Положим, впечатлительный юноша мог не сомкнуть глаз не столько от любовного томления, сколько от наплыва эмоций. Показательно поведение обер-гофмаршала Отто фон Брюмера: он фактически приказывает воспитаннику высказать вслух, при императрице, что выбор сделан. Ведь Ангальт-Цербстские принцессы укрепляли собой голштинскую группировку, выгода для друзей прусского короля была налицо. Но вскоре невеста подтвердила свой первый вывод: «Великий князь любил меня страстно, и все содействовало тому, чтобы мне надеяться на счастливое будущее»[75]. В последующих редакциях проскальзывает отзвук тех ранних отношений: «Великий князь во время моей болезни проявил большое внимание ко мне; когда я стала лучше себя чувствовать, он не изменился ко мне; по-видимому, я ему нравилась»[76].

Что до самой невесты, то она вполне сформировалась и нравственно, и физически для взрослых отношений. Уже к тринадцати годам, по собственному ее признанию, Екатерина была «больше ростом и более развита, чем это бывает обыкновенно в такие годы». Поэтому вскоре после первой встречи с женихом принцесса «привыкла считать себя предназначенной ему… Он был красив, и я так часто слышала о том, что он много обещает, что я долго этому верила»[77].
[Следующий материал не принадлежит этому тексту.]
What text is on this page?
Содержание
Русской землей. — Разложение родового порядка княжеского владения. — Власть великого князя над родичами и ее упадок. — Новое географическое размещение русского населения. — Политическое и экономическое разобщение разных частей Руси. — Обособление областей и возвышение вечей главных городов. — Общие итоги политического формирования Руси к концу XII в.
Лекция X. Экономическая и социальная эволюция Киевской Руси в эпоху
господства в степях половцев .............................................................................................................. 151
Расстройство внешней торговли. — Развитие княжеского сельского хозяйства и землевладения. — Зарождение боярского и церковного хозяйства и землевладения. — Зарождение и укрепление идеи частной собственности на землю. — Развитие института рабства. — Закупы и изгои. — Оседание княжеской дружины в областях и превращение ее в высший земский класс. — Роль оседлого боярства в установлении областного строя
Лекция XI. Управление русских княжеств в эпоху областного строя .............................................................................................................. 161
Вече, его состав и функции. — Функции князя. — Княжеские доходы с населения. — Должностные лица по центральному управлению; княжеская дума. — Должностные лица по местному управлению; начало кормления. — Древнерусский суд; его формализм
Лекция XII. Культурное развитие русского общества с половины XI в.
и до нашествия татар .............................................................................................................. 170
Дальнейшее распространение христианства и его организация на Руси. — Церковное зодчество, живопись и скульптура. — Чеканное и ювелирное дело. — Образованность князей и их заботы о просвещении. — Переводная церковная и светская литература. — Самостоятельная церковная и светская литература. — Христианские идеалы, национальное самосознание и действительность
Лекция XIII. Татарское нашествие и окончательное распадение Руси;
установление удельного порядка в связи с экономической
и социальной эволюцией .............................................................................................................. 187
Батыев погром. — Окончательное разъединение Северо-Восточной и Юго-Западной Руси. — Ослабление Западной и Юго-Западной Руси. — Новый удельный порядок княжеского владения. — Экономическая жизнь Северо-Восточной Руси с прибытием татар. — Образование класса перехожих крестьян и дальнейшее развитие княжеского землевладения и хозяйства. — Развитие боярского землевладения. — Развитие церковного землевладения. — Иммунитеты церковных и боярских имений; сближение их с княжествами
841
Как выглядел в тот момент Петр? Педагог великого князя профессор Якоб Штелин записал позднее свои впечатления от только что прибывшего в Россию мальчика: «Очень бледный, слабый и нежного сложения. Его белорусые волосы причесаны на итальянский манер»[78]. Тем не менее Екатерине он понравился.

Когда Екатерина прибыла в Россию, все остались чрезвычайно довольны ее внешностью: «Говорили, что я прекрасна, как день, и поразительно хороша»[79]. Сама она так описывала свою внешность накануне свадьбы: «Я была высока ростом и очень хорошо сложена; следовало быть немного полнее: я была довольно худа. Я любила быть без пудры, волосы мои великолепного каштанового цвета, очень густые и хорошо лежали»[80]. Эти-то волосы и подвели Екатерину.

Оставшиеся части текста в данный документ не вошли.